エンドポイントにかかった時間は計測できたけど、分散トレーシングとか、SQLにかかった時間が取れてない!!! なんでなの!! と言いながらechorelicのコードを読みに行きました。どうもcontextが渡ってない予感がする? echoのミドルウェアを書くのか? と思いつつ echo.WrapMiddleware っていうのを使うとなんか書けそう、ということでガッと試しました。

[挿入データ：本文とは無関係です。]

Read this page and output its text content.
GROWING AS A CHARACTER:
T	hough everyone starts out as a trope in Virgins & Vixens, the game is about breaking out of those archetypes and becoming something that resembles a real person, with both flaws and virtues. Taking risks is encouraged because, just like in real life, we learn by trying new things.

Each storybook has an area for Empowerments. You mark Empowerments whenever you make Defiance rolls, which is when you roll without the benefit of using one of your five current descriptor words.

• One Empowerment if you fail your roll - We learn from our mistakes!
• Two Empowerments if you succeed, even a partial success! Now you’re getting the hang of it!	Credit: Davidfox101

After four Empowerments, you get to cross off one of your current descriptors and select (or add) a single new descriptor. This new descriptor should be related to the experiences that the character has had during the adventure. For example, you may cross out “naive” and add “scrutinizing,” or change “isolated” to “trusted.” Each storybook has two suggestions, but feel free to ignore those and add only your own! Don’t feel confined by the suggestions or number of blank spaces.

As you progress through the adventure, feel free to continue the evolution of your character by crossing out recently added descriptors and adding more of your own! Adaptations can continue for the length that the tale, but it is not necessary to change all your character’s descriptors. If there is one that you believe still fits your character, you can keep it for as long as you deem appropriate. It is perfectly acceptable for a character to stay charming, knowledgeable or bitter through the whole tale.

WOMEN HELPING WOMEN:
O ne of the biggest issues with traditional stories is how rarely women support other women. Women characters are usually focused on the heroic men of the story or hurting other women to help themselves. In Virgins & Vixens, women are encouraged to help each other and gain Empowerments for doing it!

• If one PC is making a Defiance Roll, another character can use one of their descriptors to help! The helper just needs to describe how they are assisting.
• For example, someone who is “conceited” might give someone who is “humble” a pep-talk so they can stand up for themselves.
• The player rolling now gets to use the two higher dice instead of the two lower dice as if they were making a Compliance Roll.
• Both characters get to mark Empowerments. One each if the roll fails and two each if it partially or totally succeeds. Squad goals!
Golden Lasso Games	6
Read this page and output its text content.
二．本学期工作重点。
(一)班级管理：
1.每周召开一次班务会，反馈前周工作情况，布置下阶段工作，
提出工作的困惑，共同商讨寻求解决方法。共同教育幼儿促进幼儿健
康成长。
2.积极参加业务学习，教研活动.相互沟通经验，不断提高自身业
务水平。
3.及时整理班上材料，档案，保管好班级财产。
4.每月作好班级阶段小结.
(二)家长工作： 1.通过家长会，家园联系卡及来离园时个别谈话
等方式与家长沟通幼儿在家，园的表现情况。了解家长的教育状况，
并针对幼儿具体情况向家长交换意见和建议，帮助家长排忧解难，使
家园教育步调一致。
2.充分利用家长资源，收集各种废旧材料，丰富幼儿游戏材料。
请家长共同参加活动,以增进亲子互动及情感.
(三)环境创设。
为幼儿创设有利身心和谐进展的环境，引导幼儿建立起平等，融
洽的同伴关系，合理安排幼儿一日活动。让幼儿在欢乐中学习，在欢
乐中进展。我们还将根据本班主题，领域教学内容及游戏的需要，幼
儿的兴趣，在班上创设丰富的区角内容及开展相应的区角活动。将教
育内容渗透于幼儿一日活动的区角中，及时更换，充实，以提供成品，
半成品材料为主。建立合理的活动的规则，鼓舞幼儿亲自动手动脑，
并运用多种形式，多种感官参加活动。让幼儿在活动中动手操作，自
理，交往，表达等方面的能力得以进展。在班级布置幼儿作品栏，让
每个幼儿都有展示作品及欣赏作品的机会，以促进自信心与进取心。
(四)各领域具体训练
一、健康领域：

ISUCON10 予選突破した #isucon - 私が歌川です
作った
e.Use(なんとか(app))
ってやるだけでエージェントが有効になってほしい
- 全てのエンドポイントを計測したいので、エンドポイントごとにwrapするよりミドルウェアにしたほうが早い
- エージェントの初期化処理はライブラリを使う側で行いたい
- エージェントの設定を自由に行いたい
- エラーハンドリングはこっちでやりたい (panicしないでほしい)
- トランザクションの名前は
c.Path()
をもとにしたい
GET /api/chair/1
ではなく GET /api/chair/:id
にしたい
- できるだけNew Relicの公式ライブラリが提供する仕組みに乗っかりたい
以上の要件を満たすようなechoミドルウェアはなさそう、そしてちょっと実装すれば欲しいものはできそう、ISUCON10本戦でもNew Relicを使うことになるだろう、ということで作りました。go get github.com/utgwkk/echo-newrelic/v3
して今すぐご利用いただけます。ISUCON10予選の感想戦がてらちょっと試してみて、New Relicにデータが送信されていることは確かめました。